Het Zelfordenend Principe of de Hemeltergende Vrijheid
Mens, wie ben jij? Wie, in hemelsnaam, ben jij? Jouw hemeltergende veelheid, veelkleurigheid.
Wij zijn niet anders dan de ordening die wij in onszelf aanbrengen. Dat is de grondgedachte die deze pedante woorden te voorschijn willen trekken, die mij tevoorschijn trekken, u. Hoe wij onszelf ordenen is wie wij zijn, is hoe wij de wereld aantreffen, de regels lezen. Het zelfordenen is het zelf creëeren.
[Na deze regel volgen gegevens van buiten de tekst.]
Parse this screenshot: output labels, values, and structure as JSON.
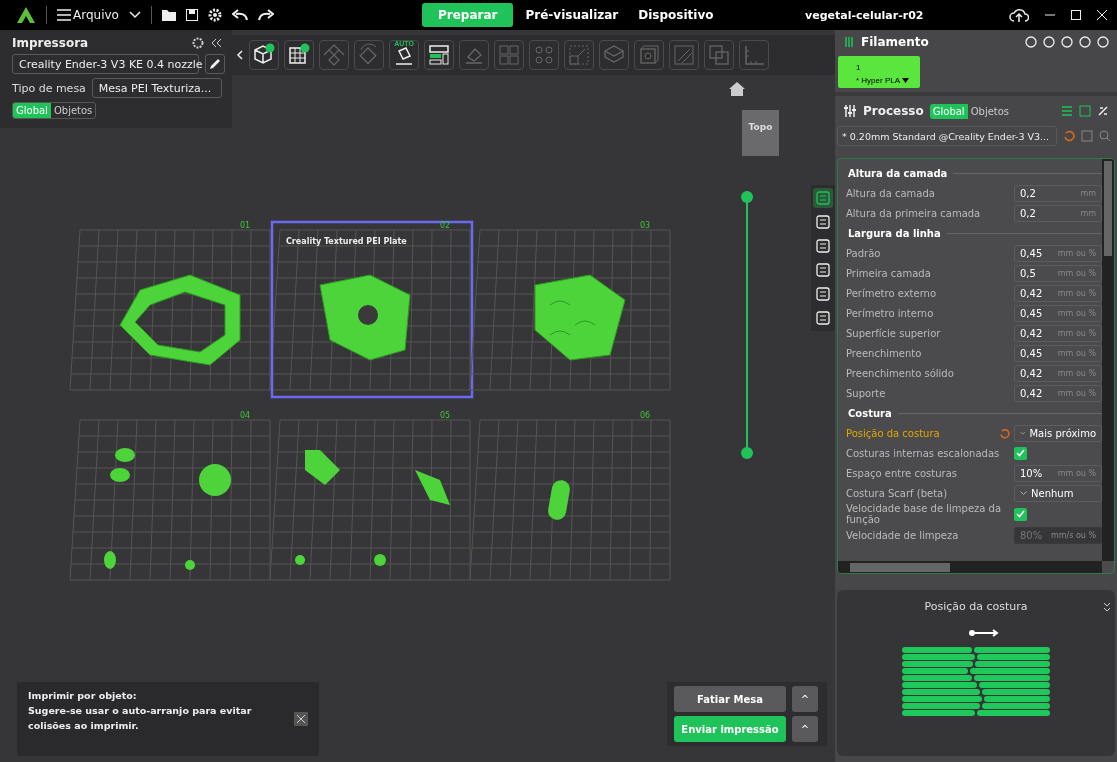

Het ordenen van de letters in een woord, van de woorden in een zin, van de zinnen in een verhaal. Hoe wij dat doen bepaalt wat voor een verhaal wij lezen, schrijven, bepaalt wat er voor ons werkelijkheid zal worden. Uit de oneindige veelheid van mogelijkheden deze geplukt. Uit de oneindige mogelijkheden van volgorde, van prioriteiten: deze die ik meen te zijn, die door al of niet zelfgekozen volgorde zichzelf gestalte geeft.
Zal ik uit dit alles een zingevend geheel scheppen? Wat zal daarbij mijn leidraad zijn? Wat hoop ik te doorgronden? Heb ik de grondslag van wat ik zal vinden niet al reeds gelegd door het ordeningsprincipe dat ik aanhoud?
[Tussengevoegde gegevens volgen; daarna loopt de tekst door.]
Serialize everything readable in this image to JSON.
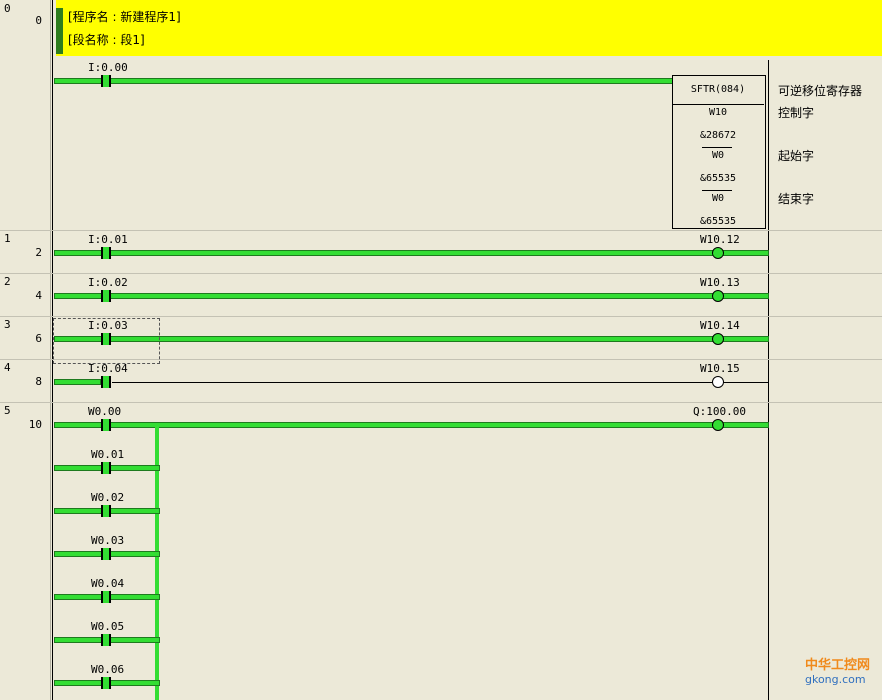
{
  "header": {
    "program_name": "[程序名 : 新建程序1]",
    "section_name": "[段名称 : 段1]"
  },
  "rungs": [
    {
      "rung": "0",
      "step": "0",
      "contact": "I:0.00",
      "energized": true
    },
    {
      "rung": "1",
      "step": "2",
      "contact": "I:0.01",
      "output": "W10.12",
      "energized": true
    },
    {
      "rung": "2",
      "step": "4",
      "contact": "I:0.02",
      "output": "W10.13",
      "energized": true
    },
    {
      "rung": "3",
      "step": "6",
      "contact": "I:0.03",
      "output": "W10.14",
      "energized": true,
      "selected": true
    },
    {
      "rung": "4",
      "step": "8",
      "contact": "I:0.04",
      "output": "W10.15",
      "energized": false
    },
    {
      "rung": "5",
      "step": "10",
      "contact": "W0.00",
      "output": "Q:100.00",
      "energized": true
    }
  ],
  "branch_contacts": [
    "W0.01",
    "W0.02",
    "W0.03",
    "W0.04",
    "W0.05",
    "W0.06"
  ],
  "sftr_block": {
    "title": "SFTR(084)",
    "operands": [
      "W10",
      "&28672",
      "W0",
      "&65535",
      "W0",
      "&65535"
    ],
    "comments": {
      "name": "可逆移位寄存器",
      "control": "控制字",
      "start": "起始字",
      "end": "结束字"
    }
  },
  "watermark": {
    "line1": "中华工控网",
    "line2": "gkong.com"
  },
  "colors": {
    "energized": "#33dd33",
    "de_energized": "#000000",
    "header_bg": "#ffff00",
    "background": "#ece9d8"
  }
}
Doe ik dit niet steeds opnieuw? Al wat ik gelezen en ervaren heb steeds opnieuw ordenen, in een perspectief plaatsen met een of ander onvermijdelijke uitkomst die uit dat gekozen operspectief naar voren komt?
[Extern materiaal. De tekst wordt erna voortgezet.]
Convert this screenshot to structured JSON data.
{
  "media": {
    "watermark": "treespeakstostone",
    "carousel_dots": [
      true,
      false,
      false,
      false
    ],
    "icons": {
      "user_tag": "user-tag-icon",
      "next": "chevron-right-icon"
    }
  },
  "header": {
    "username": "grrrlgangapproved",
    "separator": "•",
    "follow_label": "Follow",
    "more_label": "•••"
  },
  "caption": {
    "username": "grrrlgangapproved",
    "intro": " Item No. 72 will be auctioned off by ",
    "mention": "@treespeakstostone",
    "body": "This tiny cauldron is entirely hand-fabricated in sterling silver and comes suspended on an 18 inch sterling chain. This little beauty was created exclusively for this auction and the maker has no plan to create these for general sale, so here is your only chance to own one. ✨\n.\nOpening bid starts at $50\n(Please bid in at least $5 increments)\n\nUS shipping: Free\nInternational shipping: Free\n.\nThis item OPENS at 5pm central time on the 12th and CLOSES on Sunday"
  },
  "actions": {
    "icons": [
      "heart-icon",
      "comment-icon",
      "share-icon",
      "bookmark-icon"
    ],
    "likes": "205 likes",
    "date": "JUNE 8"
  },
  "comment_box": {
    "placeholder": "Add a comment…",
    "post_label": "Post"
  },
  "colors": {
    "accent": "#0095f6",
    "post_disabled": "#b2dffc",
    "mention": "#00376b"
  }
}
Zijn daarom sommige beschouwingen, vele, alle, ook deze, zo slecht leesbaar, omdat ze zelfovertuigend zijn. Zichzelf vooruitgesneld in een idee, enkel en alleen maar aanwezig om zichzelf te bewijzen. Als een soort doodlopende straat de lezer meevoerend naar een van tevoren vastgelegde conclusie, waarbij het zonlicht zich door het gekozen perspectief als een ingeslepen waarheid laat weerkaatsen? Is het niet zo?
Dat is de dwingende gedachte van dit stukje. Door mijn woordvolgorde wil ik dit waar laten zijn. Ik maak een aai beweging in de lucht. Vasili aarzelt even maar is dan welwillend bereid die beweging met zijn kat-zijn op te vullen.
Ik maak een schrijfbeweging in de ruimte en – wie weet– bent u bereid hem met uw lezerogen, uw lezerhoofd, rug, lijf – kan de lezer kopjes geven? – op te vullen, waar te maken. Ik rijd rond in een bestelautootje en jawel, opeens zit mijn laadbak vol met allemaal nutteloze rommel die ik naar de afvalberg zal rijden. Ik zet een bord met eten neer, en jawel, er komt iemand die het opeet. Ik heb geen enkel doel in mijn leven en toch, mijn dagen rijgen zich aaneen, in schoonheid en verbazing. Ik heb niets te doen en toch: mijn dagen zijn vol. Er is geen ogenblik van niets, van leegte, van ongevuldheid. Achter het huis is een tuin en daarachter is, ja een onbestemd terrein dat overgaat in het bos. Er zijn wel plekken waar ik niets verwacht, maar als ik er ga kijken blijkt er altijd toch wel iets te zijn.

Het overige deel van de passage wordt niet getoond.